Why it matters: Little purchased a house outside his eastern Davidson County district earlier this year, leading to criticism from some constituents and political opponents that he should be removed from office.
- It is not a criminal violation, but local elected officials can be removed from office through civil proceedings if they're found to live outside the boundaries of their district.
- Little told the Tennessean that while he serves on the school board he will maintain two residences, one of which is in his district.
The latest: The matter was referred to the Metro Legal Department earlier this year, leading to an initial inquiry.
- Little's attorney, Alex Little (not related), pushed back against a Metro Legal letter asking the school board member to provide utility bills and other information.
- In response, the legal department forwarded the matter to the Davidson County District Attorney's Office.
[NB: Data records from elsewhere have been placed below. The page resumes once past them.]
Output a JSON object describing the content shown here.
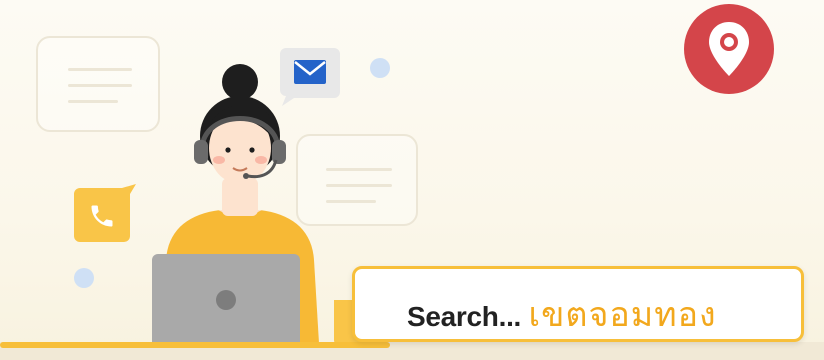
{
  "search": {
    "prefix": "Search...",
    "term": "เขตจอมทอง"
  },
  "icons": {
    "location": "map-pin-icon",
    "email": "envelope-icon",
    "phone": "phone-icon"
  },
  "colors": {
    "accent_yellow": "#f7bf3a",
    "accent_orange": "#f2a81d",
    "pin_red": "#d4454a",
    "envelope_blue": "#2463c9",
    "laptop_gray": "#a9a9a9"
  }
}
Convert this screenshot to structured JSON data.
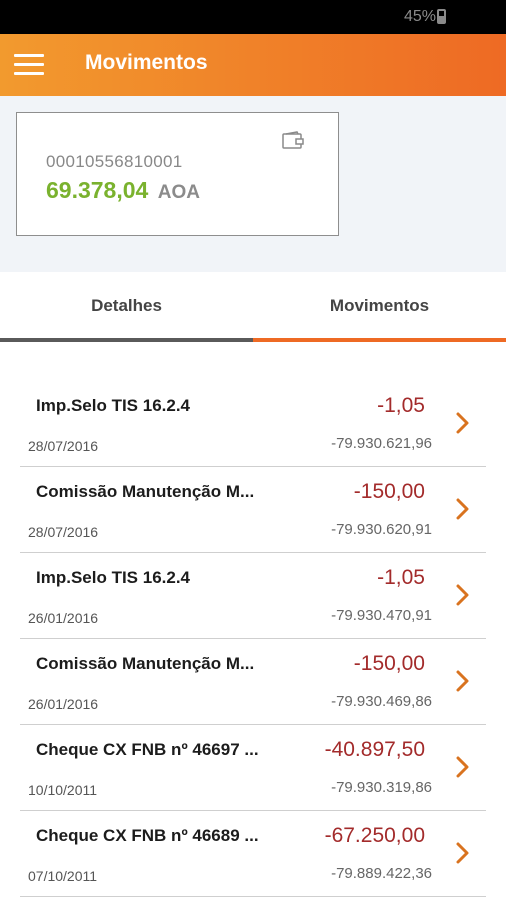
{
  "status_bar": {
    "battery": "45%"
  },
  "app_bar": {
    "title": "Movimentos",
    "menu_icon": "hamburger-menu-icon"
  },
  "account": {
    "number": "00010556810001",
    "balance": "69.378,04",
    "currency": "AOA",
    "icon": "wallet-icon"
  },
  "tabs": [
    {
      "label": "Detalhes",
      "active": false
    },
    {
      "label": "Movimentos",
      "active": true
    }
  ],
  "colors": {
    "brand_orange_start": "#f29a2e",
    "brand_orange_end": "#ee6a24",
    "balance_green": "#7ab22e",
    "debit_red": "#a32b2b"
  },
  "transactions": [
    {
      "description": "Imp.Selo TIS 16.2.4",
      "date": "28/07/2016",
      "amount": "-1,05",
      "balance": "-79.930.621,96"
    },
    {
      "description": "Comissão Manutenção M...",
      "date": "28/07/2016",
      "amount": "-150,00",
      "balance": "-79.930.620,91"
    },
    {
      "description": "Imp.Selo TIS 16.2.4",
      "date": "26/01/2016",
      "amount": "-1,05",
      "balance": "-79.930.470,91"
    },
    {
      "description": "Comissão Manutenção M...",
      "date": "26/01/2016",
      "amount": "-150,00",
      "balance": "-79.930.469,86"
    },
    {
      "description": "Cheque CX FNB nº 46697 ...",
      "date": "10/10/2011",
      "amount": "-40.897,50",
      "balance": "-79.930.319,86"
    },
    {
      "description": "Cheque CX FNB nº 46689 ...",
      "date": "07/10/2011",
      "amount": "-67.250,00",
      "balance": "-79.889.422,36"
    }
  ]
}
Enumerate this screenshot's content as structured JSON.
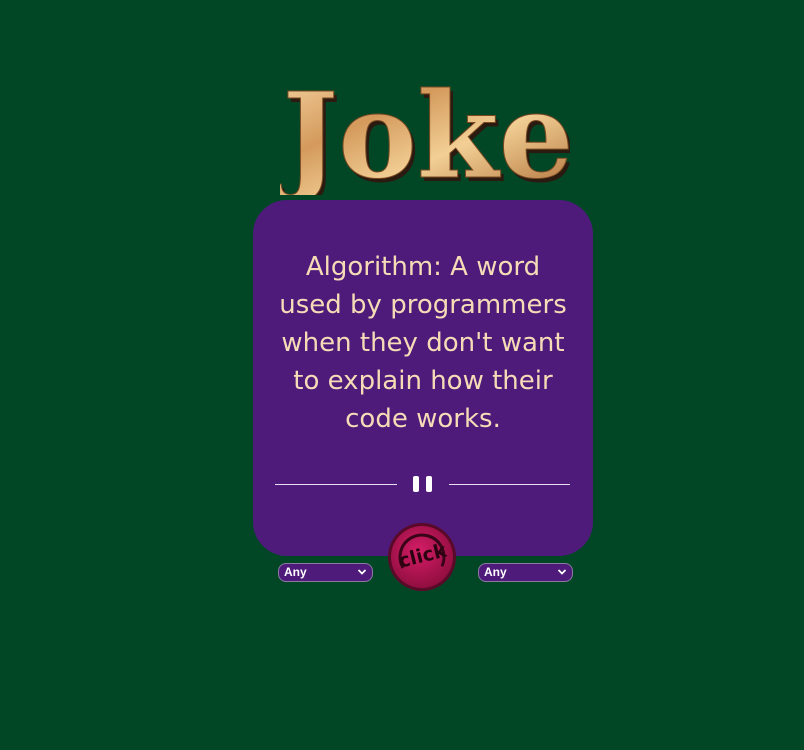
{
  "logo": {
    "text": "Joke"
  },
  "joke": {
    "text": "Algorithm: A word used by programmers when they don't want to explain how their code works."
  },
  "controls": {
    "click_label": "click",
    "category_select": {
      "selected": "Any"
    },
    "type_select": {
      "selected": "Any"
    }
  },
  "colors": {
    "background": "#014726",
    "card": "#4e1b7b",
    "joke_text": "#f5dcb7",
    "click_button": "#c0165a",
    "logo_gold": "#d9a464"
  }
}
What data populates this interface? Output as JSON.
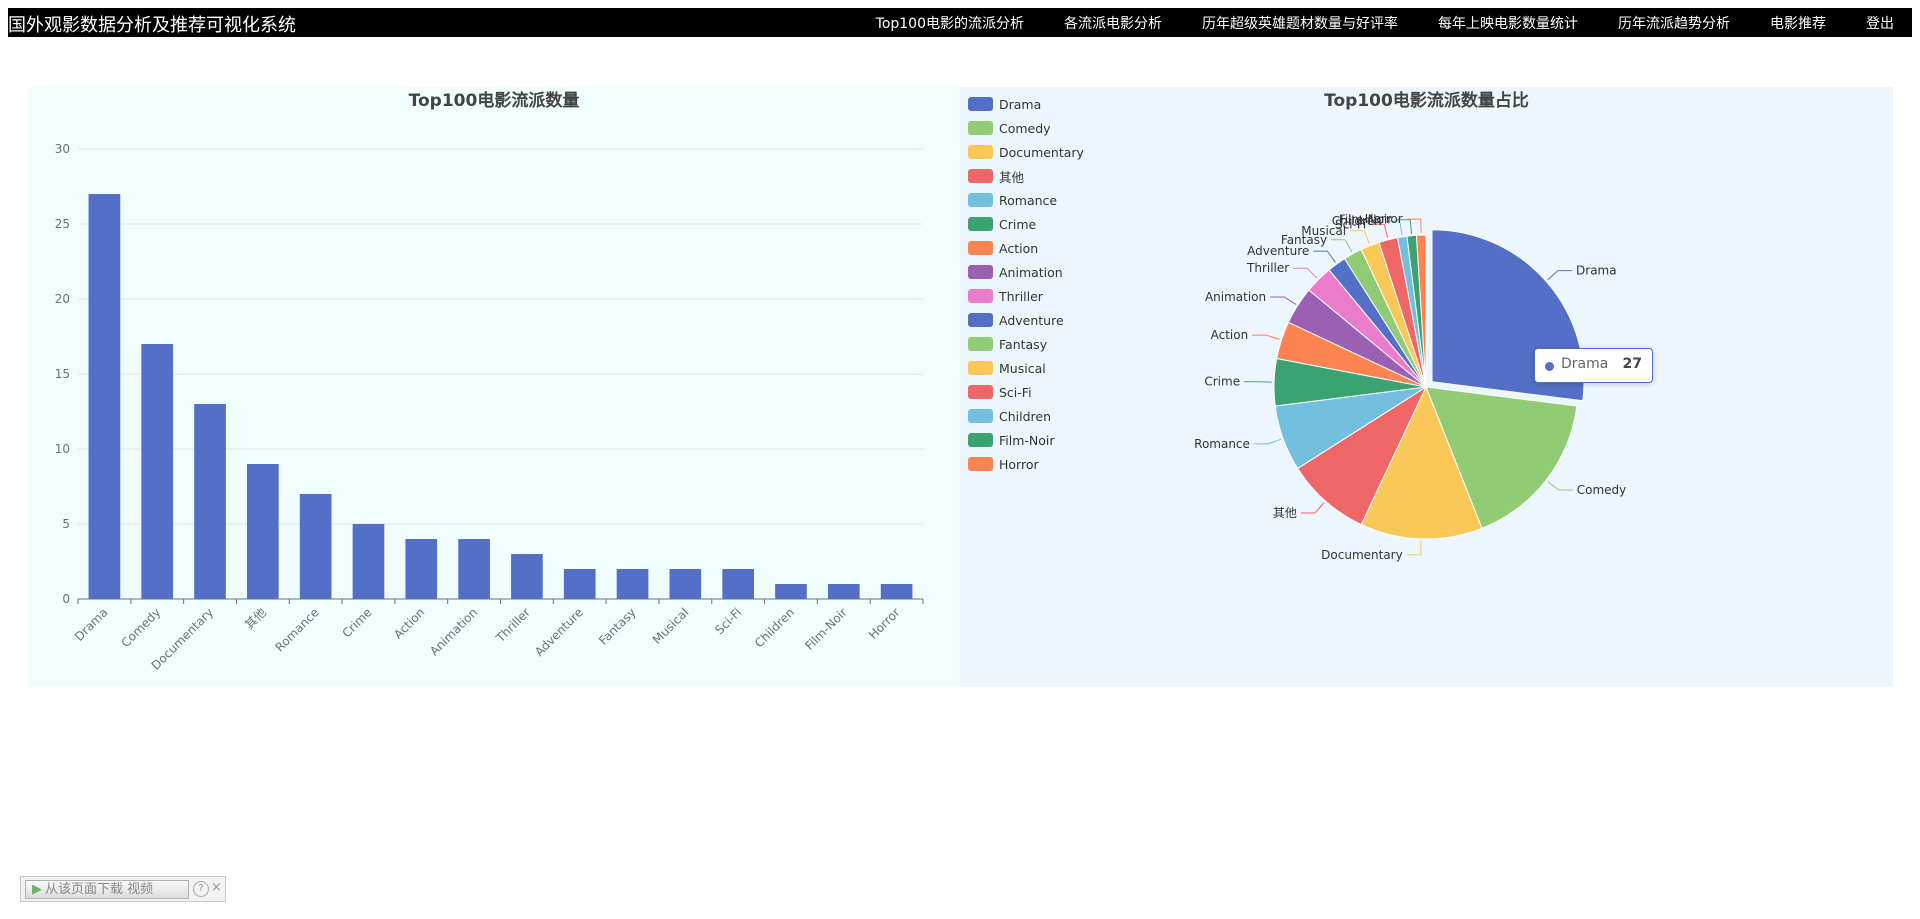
{
  "app": {
    "title": "国外观影数据分析及推荐可视化系统",
    "nav": [
      "Top100电影的流派分析",
      "各流派电影分析",
      "历年超级英雄题材数量与好评率",
      "每年上映电影数量统计",
      "历年流派趋势分析",
      "电影推荐",
      "登出"
    ]
  },
  "chart_data": [
    {
      "type": "bar",
      "title": "Top100电影流派数量",
      "categories": [
        "Drama",
        "Comedy",
        "Documentary",
        "其他",
        "Romance",
        "Crime",
        "Action",
        "Animation",
        "Thriller",
        "Adventure",
        "Fantasy",
        "Musical",
        "Sci-Fi",
        "Children",
        "Film-Noir",
        "Horror"
      ],
      "values": [
        27,
        17,
        13,
        9,
        7,
        5,
        4,
        4,
        3,
        2,
        2,
        2,
        2,
        1,
        1,
        1
      ],
      "ylim": [
        0,
        30
      ],
      "yticks": [
        0,
        5,
        10,
        15,
        20,
        25,
        30
      ],
      "grid": true,
      "color": "#5470c6"
    },
    {
      "type": "pie",
      "title": "Top100电影流派数量占比",
      "legend_position": "left",
      "labels": [
        "Drama",
        "Comedy",
        "Documentary",
        "其他",
        "Romance",
        "Crime",
        "Action",
        "Animation",
        "Thriller",
        "Adventure",
        "Fantasy",
        "Musical",
        "Sci-Fi",
        "Children",
        "Film-Noir",
        "Horror"
      ],
      "values": [
        27,
        17,
        13,
        9,
        7,
        5,
        4,
        4,
        3,
        2,
        2,
        2,
        2,
        1,
        1,
        1
      ],
      "colors": [
        "#5470c6",
        "#91cc75",
        "#fac858",
        "#ee6666",
        "#73c0de",
        "#3ba272",
        "#fc8452",
        "#9a60b4",
        "#ea7ccc",
        "#5470c6",
        "#91cc75",
        "#fac858",
        "#ee6666",
        "#73c0de",
        "#3ba272",
        "#fc8452"
      ],
      "highlighted": "Drama"
    }
  ],
  "tooltip": {
    "name": "Drama",
    "value": "27"
  },
  "download_bar": {
    "label": "从该页面下载 视频",
    "help": "?",
    "close": "×"
  }
}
DA Glenn Funk recused himself because John Little backed his campaign in 2014.
Driving the news: After Funk's recusal, the inquiry into John Little's residency was assigned to Williamson County DA Kim Helper.
- Metro Council passed over John Little when he first sought appointment to the board after incumbent Anna Shepherd died in 2020. Several council members criticized John Little's ties to charter schools and the education reform movement.
- But Little won the November election to finish the term, which expires next year.